The Meaningful Ribbon

The Meaningful Ribbon

We sail through our lives, often without a care. Things flow smoothly – sure, there are ups and downs, but they are just bumps and hurdles that we quickly overcome, but generally, we live our lives with ease. Until something comes along that requires you to get The Meaningful Ribbon. If you need one of these, your life has been shattered by someone you care about.

Death

Like most people, I don’t cope well with the prospect of death. It’s something I rarely think about, because it doesn’t affect me all the time. One day it’s going to, but until that day does come, I’m oblivious to it’s call. A few months ago, it knocked on a very close friend’s door. Today I went to see her in hospital…you see, she has stage 4 cancer. That means there’s a 3% chance she’s going to be ok. In the last 3 months, I’ve watched her body get ravaged by cancer. I’ve hated it, I’ve feared it, I’ve tried to fight it, I’ve cursed at it, I’ve dreamt about it and I’ve been overwhelmed by it. Like so many people around the world, I’m perplexed by it.

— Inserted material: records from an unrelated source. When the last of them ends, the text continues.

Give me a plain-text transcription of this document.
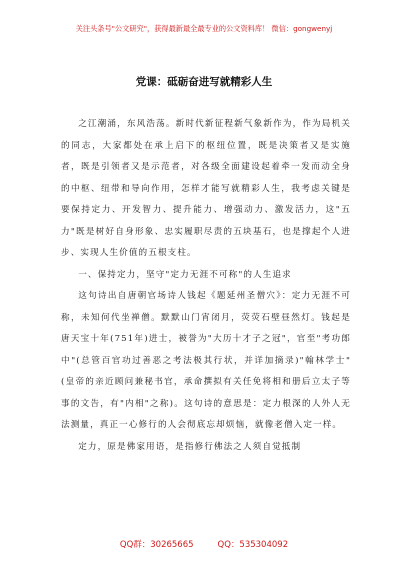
关注头条号"公文研究"，获得最新最全最专业的公文资料库！ 微信：gongwenyj
党课：砥砺奋进写就精彩人生

之江潮涌，东风浩荡。新时代新征程新气象新作为，作为局机关的同志，大家都处在承上启下的枢纽位置，既是决策者又是实施者，既是引领者又是示范者，对各级全面建设起着牵一发而动全身的中枢、纽带和导向作用，怎样才能写就精彩人生，我考虑关键是要保持定力、开发智力、提升能力、增强动力、激发活力，这"五力"既是树好自身形象、忠实履职尽责的五块基石，也是撑起个人进步、实现人生价值的五根支柱。

一、保持定力，坚守"定力无涯不可称"的人生追求

这句诗出自唐朝官场诗人钱起《题延州圣僧穴》：定力无涯不可称，未知何代坐禅僧。默默山门宵闭月，荧荧石壁昼然灯。钱起是唐天宝十年(751年)进士，被誉为"大历十才子之冠"，官至"考功郎中"(总管百官功过善恶之考法极其行状，并详加摘录)"翰林学士"(皇帝的亲近顾问兼秘书官，承命撰拟有关任免将相和册后立太子等事的文告，有"内相"之称)。这句诗的意思是：定力根深的人外人无法测量，真正一心修行的人会彻底忘却烦恼，就像老僧入定一样。

定力，原是佛家用语，是指修行佛法之人须自觉抵制

QQ群：30265665	QQ：535304092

I was in such a state after seeing my friend laying on the hosptital bed, knowing that she might be mere days away from finally succumbing to the cancer, that I called a friend. I needed to talk to someone other than my mind because my mind, had nothing meaningful to say.

The Meaningful Ribbon

When my friend’s Mother passed away, she grieved for a long time. She went through the grief battle we all do, when someone we care about is taken from us. On the one hand, you can be grateful for the chance to have had so many memories with them, on the other, you’re a myriad of emotions at the loss.

My friend decided one day that the grieving process had run its course and that she was ready to continue with her life. She felt guilty about trying to push the grief away, but she also knew that she had to get on with her life. She did something smart; she got The Meaningful Ribbon.

A small pink ribbon that she put on her wrist once a day, for about an hour. She wears this ribbon whenever she feels she needs to connect with her Mother or feels guilty for having moved on with her life. Once a day, she put it on and she allowed herself to grieve for that period. She told others around her that she was doing this, so that they would understand that if she was wearing it, she was mentally in a different place.

My Own Ribbon

Even though my friend is lying in a hospital as I write this, in agony and pumped full of drugs and looks like someone who is on stage 4 cancer, I refuse to accept that she’s at death’s door. Still, on my way from the hospital and after that phone conversation with my friend, I thought about The Meaningful Ribbon and I decided I would get one. I don’t want to think about my friend dying all the time, because I do have a life to live, but that also means that I’m feeling guilty by trying to live it, while my friend is struggling to hold onto hers.

I’ve brought a small trinket that is in my pocket. It’s a small item that’s personal to me. I chose this small thing because nobody is going to know it’s there. At best, if you’re talking to me, you’ll notice that I’ll slide my hand into my pocket. Though I doubt anyone will notice that I’m drawing comfort from a physical object, that for whatever reason, I’ve chosen that moment to think about my grief.

The time is going to come in the next few days/weeks/months where my friend will finally leave and I’m going to hope that this device will continue to be the key to my grief, that I will be able to touch it and feel my love for her and rememer all the smiles, the laughs, the jokes, the banter and the friendship.

What To Say To Someone Who Is Grieving

No words can help someone who is grieving, to feel a relief from the grief. But knowing that you aren’t alone, is the one thing that can ease the burden.

Recently, a friend lost her Father and I was at a loss as to what to say. I sent her a message that said simply, “no words that I say will make you feel better, but knowing I’m here for you might.”

I didn’t receive a response and wondered if the message was perceived badly. Weeks later, after several unsuccesful attempts to get a response from my grieving friend, she called me out of the blue.

And she thanked me. She told me that through all the grief and family suffering, my message had made her feel that I was there for her and it helped her a lot.

You cannot imagine the relief I felt after hearing those words.

So now I know what to say to someone who is grieving.

Just tell them that you’re there for them.

If you see somone holding a device, a ribbon, anything at all, and has that faraway look on their face, it might just be that they are holding The Meaningful Ribbon.